The thought of what the next few weeks and months hold send my mind spinning. I'm overjoyed, excited, and relieved to be heading home. But when you're in one place for two and a half years, there's something still there, pulling you back, asking you to please not leave.
I have difficulty falling asleep at night, reliving old memories of game nights with friends, pool parties, and singing in the streets past dark. But those memories fade to gray and I'm brought to now; the reality that things have changed since then. The thought of going back home, starting over, and beginning a new journey sends shivers down my spine. I can't wait.
These next few weeks, I'm vowing to relish in every moment left here. To soak it all in, tucking these moments away to relive when I'm no longer here, but 9,000 miles across the globe.

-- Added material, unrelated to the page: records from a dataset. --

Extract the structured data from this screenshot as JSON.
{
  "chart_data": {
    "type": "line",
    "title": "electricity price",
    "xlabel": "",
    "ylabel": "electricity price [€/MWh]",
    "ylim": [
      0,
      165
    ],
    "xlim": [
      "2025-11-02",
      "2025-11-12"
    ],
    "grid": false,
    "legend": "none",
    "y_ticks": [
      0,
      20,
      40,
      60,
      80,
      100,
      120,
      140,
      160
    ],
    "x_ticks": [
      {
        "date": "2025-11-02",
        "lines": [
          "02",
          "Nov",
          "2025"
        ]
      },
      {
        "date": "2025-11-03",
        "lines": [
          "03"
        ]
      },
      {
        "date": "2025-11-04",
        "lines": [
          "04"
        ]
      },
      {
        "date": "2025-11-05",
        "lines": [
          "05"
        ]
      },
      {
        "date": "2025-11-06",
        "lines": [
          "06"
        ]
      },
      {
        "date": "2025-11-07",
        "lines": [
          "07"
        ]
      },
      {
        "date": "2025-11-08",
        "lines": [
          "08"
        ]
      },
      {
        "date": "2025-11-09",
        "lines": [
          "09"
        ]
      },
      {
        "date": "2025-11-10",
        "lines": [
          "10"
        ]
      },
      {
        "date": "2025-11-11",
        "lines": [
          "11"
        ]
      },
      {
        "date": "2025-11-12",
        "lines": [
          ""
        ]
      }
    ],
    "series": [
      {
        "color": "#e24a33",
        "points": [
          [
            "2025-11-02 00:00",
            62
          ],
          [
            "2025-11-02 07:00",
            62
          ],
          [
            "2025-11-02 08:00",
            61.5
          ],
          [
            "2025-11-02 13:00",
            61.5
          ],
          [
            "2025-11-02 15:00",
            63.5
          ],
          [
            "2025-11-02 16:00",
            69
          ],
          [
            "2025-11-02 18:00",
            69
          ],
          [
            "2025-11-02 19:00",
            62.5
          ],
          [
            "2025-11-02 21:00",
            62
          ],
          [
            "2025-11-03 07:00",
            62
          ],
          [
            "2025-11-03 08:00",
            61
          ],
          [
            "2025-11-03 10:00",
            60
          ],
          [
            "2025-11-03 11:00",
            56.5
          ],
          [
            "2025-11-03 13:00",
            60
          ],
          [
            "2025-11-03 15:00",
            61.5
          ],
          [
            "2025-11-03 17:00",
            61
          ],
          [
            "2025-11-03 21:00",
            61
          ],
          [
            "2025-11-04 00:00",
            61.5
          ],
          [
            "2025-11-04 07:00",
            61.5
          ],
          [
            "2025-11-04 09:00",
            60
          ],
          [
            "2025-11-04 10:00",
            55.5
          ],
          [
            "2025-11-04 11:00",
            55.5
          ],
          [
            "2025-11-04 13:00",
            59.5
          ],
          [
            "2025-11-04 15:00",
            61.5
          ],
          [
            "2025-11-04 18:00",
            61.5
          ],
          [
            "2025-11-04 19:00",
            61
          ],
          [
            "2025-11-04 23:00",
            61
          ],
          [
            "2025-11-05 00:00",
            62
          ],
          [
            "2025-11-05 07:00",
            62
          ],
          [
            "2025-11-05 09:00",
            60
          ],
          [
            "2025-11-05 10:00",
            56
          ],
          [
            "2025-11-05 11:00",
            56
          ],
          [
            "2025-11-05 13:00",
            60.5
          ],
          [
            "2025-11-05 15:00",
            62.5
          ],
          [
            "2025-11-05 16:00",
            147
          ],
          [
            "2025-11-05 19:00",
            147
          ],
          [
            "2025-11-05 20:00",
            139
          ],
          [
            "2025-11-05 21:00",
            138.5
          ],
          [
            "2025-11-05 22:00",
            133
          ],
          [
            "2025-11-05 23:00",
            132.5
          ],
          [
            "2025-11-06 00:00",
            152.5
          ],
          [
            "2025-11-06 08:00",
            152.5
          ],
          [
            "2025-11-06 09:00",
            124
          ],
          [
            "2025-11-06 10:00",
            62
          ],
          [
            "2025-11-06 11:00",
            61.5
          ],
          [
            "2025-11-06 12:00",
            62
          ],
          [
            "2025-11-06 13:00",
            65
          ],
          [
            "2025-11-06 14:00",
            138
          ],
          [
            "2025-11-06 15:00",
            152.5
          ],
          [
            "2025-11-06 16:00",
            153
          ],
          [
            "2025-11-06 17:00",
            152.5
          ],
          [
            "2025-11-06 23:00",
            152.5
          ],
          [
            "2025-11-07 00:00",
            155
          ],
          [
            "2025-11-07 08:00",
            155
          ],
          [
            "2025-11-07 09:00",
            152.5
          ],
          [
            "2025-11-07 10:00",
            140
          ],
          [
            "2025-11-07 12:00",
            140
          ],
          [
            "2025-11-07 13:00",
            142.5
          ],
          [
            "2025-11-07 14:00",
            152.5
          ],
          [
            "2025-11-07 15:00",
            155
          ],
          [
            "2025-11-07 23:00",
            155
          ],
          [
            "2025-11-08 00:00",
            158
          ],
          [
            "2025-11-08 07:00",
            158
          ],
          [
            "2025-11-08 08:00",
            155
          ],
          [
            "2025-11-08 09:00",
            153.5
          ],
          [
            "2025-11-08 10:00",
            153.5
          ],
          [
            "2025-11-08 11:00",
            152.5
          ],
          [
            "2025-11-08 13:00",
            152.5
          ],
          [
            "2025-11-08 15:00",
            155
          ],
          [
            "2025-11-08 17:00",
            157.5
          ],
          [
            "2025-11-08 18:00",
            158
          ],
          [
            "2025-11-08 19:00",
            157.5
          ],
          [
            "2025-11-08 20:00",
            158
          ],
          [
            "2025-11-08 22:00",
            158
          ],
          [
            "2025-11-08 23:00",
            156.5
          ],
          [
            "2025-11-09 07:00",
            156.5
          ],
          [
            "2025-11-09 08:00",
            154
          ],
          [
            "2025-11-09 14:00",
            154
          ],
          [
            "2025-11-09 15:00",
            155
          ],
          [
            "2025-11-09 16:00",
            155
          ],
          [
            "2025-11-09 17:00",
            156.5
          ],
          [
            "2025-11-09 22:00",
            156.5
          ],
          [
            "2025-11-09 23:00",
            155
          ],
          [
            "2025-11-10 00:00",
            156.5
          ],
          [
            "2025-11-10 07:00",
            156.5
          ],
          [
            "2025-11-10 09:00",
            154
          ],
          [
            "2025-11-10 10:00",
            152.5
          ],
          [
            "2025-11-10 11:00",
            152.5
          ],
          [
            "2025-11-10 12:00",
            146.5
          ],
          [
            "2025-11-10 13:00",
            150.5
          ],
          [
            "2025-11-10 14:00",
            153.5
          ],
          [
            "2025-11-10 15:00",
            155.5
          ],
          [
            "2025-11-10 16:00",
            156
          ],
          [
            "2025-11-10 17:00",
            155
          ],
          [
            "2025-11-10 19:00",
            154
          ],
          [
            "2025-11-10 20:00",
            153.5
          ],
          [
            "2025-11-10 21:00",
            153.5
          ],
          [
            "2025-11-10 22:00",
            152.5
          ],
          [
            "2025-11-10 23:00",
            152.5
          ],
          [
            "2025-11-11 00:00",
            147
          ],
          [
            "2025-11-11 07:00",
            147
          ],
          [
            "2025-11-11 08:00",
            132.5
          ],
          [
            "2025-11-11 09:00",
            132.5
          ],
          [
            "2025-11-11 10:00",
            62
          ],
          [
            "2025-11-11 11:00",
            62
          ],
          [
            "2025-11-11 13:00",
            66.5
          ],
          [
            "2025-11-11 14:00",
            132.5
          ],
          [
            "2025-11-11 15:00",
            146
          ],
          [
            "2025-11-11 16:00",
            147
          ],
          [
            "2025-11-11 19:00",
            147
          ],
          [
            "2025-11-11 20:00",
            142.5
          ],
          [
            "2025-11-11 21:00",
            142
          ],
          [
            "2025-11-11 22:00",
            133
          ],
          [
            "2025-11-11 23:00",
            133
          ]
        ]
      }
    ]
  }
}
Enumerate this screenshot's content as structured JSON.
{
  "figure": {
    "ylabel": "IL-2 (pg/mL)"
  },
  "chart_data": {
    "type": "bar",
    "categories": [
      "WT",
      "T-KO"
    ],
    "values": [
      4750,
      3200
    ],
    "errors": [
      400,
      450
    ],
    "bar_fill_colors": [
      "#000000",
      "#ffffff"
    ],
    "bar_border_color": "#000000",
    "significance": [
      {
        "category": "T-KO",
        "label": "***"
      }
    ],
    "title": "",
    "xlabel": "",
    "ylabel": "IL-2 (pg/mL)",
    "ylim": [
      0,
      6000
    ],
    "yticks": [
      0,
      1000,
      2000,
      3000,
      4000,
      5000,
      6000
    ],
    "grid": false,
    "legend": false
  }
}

There's a limited amount left of coffee dates with my parents, trips out to see kids who have stolen my heart, peaceful mind-clearing evening runs, and game and movie nights with my family. It's hard to believe that soon these things will be nothing but used-to-be's. But the future excites me. New adventures, new challenges, new people, new lessons to learn. It's all so exciting to me.
Please bare with me over the next few weeks and months as my life speeds up and my blog slows down.
salted caramel peanut butter cups (raw & vegan)
1/2 c. coconut oil, melted
3 tbsp. honey/maple syrup
1/4 c. unsweetened cocoa powder
dash of vanilla
pinch of sea salt
peanut butter filling:
3 tbsp. creamy peanut butter
1 tbsp. honey/maple syrup
1 tbsp. coconut oil
1/2 c. chopped dates
1 tbsp. honey/maple syrup
dash of vanilla extract
Begin by preparing the chocolate coating, whisking together all ingredients until smooth. If it seems to liquiddy, let chill for a few minutes until it thickens up. Pour into 10 small paper cups, coating the sides. Reserve about 1/3 c. of chocolate and set aside. Place chocolate cups in freezer and chill while you prepare the fillings. First, prepare the peanut butter filling by whisking all ingredients until smooth; set aside. In a small bowl, soak dates in boiling water. Drain and place in a blender. Add sweetener and vanilla and pulse until smooth, adding more water as needed. Take chocolate cups from freezer. Spoon peanut butter filling into each cup and repeat with caramel. Top with remaining chocolate. Chill for 5-6 hours or overnight. Store in freezer.